From: ebiederm@xmission.com (Eric W. Biederman)
To: Tejun Heo <tj@kernel.org>
Cc: Greg KH <greg@kroah.com>, Al Viro <viro@ZenIV.linux.org.uk>,
       Benjamin Thery <benjamin.thery@bull.net>, linux-kernel@vger.kernel.org,
       "Serge E. Hallyn" <serue@us.ibm.com>, Al Viro <viro@ftp.linux.org.uk>,
       Linus Torvalds <torvalds@linux-foundation.org>
References: <48D7AC44.6050208@bull.net> <20080922153455.GA6238@kroah.com>
	<48D8FC1E.6000601@bull.net> <m1k5d2oh4y.fsf@frodo.ebiederm.org>
	<20081003101331.GH28946@ZenIV.linux.org.uk>
	<20081005053236.GA9472@kroah.com> <m1bpxwajyy.fsf@frodo.ebiederm.org>
	<20081007222726.GA9465@kroah.com> <48EBF21E.40709@kernel.org>
	<m1myh8rnf4.fsf@frodo.ebiederm.org> <48F45075.7000003@kernel.org>
Date: Tue, 14 Oct 2008 05:19:10 -0700
In-Reply-To: <48F45075.7000003@kernel.org> (Tejun Heo's message of "Tue, 14
	Oct 2008 16:55:33 +0900")
Message-ID: <m1ej2jjrnl.fsf@frodo.ebiederm.org>
User-Agent: Gnus/5.110006 (No Gnus v0.6) Emacs/21.4 (gnu/linux)
MIME-Version: 1.0
Content-Type: text/plain; charset=us-ascii
Subject: Re: sysfs: tagged directories not merged completely yet
Sender: linux-kernel-owner@vger.kernel.org
Content-Length: 9958
Lines: 223

Tejun Heo <tj@kernel.org> writes:

> Aieeeee... I wanna run screaming and crying.  Any chance these can be
> done using FUSE?  FUSE is pretty flexible and should be able to
> emulate most of proc files w/o too much difficulty.

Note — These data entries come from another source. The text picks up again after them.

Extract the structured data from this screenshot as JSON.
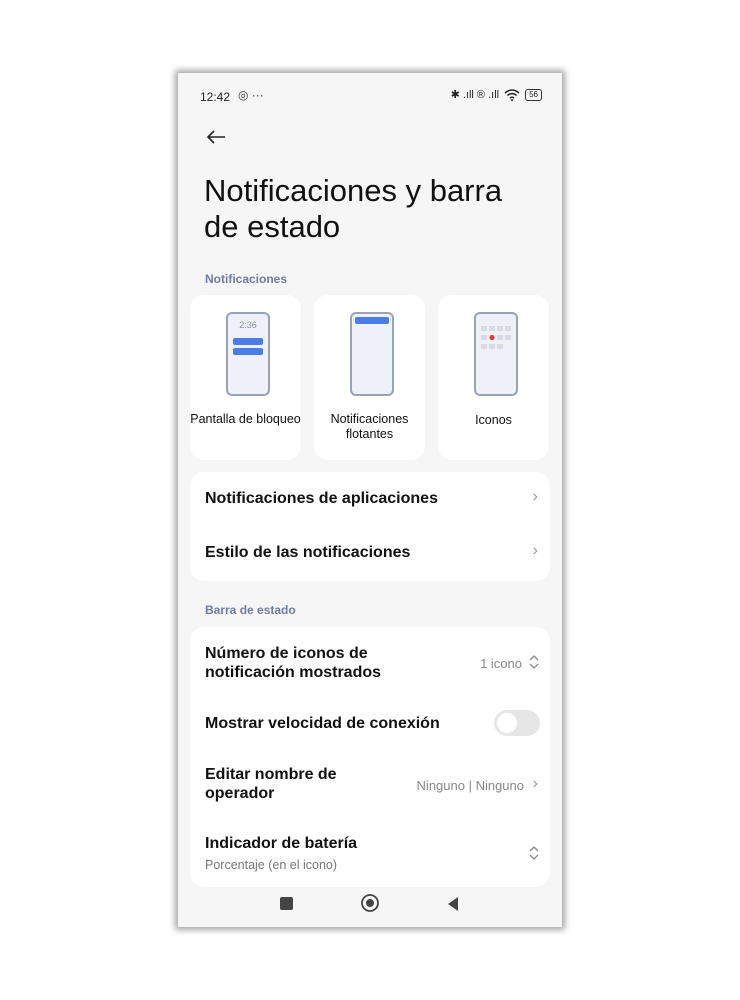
{
  "status_bar": {
    "time": "12:42",
    "left_icons": "◎ ···",
    "right_icons": "✱ .ıll ® .ıll",
    "battery": "56"
  },
  "icons": {
    "back": "arrow-left-icon",
    "chevron": "chevron-right-icon",
    "updown": "chevron-updown-icon",
    "nav_recents": "square-icon",
    "nav_home": "circle-icon",
    "nav_back": "triangle-left-icon"
  },
  "colors": {
    "accent": "#4a7de8",
    "section_label": "#6f7ca1",
    "toggle_off": "#e6e6e6"
  },
  "page": {
    "title": "Notificaciones y barra de estado"
  },
  "notifications_section": {
    "label": "Notificaciones",
    "cards": [
      {
        "label": "Pantalla de bloqueo",
        "mock_time": "2:36"
      },
      {
        "label": "Notificaciones flotantes"
      },
      {
        "label": "Iconos"
      }
    ],
    "rows": [
      {
        "label": "Notificaciones de aplicaciones",
        "chevron": "›"
      },
      {
        "label": "Estilo de las notificaciones",
        "chevron": "›"
      }
    ]
  },
  "status_section": {
    "label": "Barra de estado",
    "rows": [
      {
        "label": "Número de iconos de notificación mostrados",
        "value": "1 icono",
        "chevron": "⌃⌄"
      },
      {
        "label": "Mostrar velocidad de conexión",
        "toggle_on": false
      },
      {
        "label": "Editar nombre de operador",
        "value": "Ninguno | Ninguno",
        "chevron": "›"
      },
      {
        "label": "Indicador de batería",
        "sublabel": "Porcentaje (en el icono)",
        "chevron": "⌃⌄"
      }
    ]
  }
}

I don't see how FUSE can help.  The problem is getting the information 
out of the kernel, and not breaking backwards compatiblity while we
do it.  As I understand FUSE it just allows for user space filesystems.
Which is great if I want to hide information.

> And can we do the same thing for sysfs using FUSE?  So that not only
> the policy but also the implementation is in userland?  The changes
> are quite pervasive and makes the whole thing pretty difficult to
> follow.

I don't see how.  If userspace doesn't have the information I don't
see how placing a filter will allow it to show up there.

The challenge is to not conflict on network device names.  If someone can
think of where we can put the network devices that are in different
network namespaces in sysfs so they don't conflict when they have the
same name I have no problem with that.  But where can we put them?

>> From the perspective of the internal sysfs data structures tagged
>> dirents are clean and simple so I don't see a reason to re-architect
>> that.
>
> Heh... you know I have some reservations on that one too.  :-)

Well compared to the rest of it the part with dirents is just a handful
of lines of code.  The vfs part is the expensive and hairy part.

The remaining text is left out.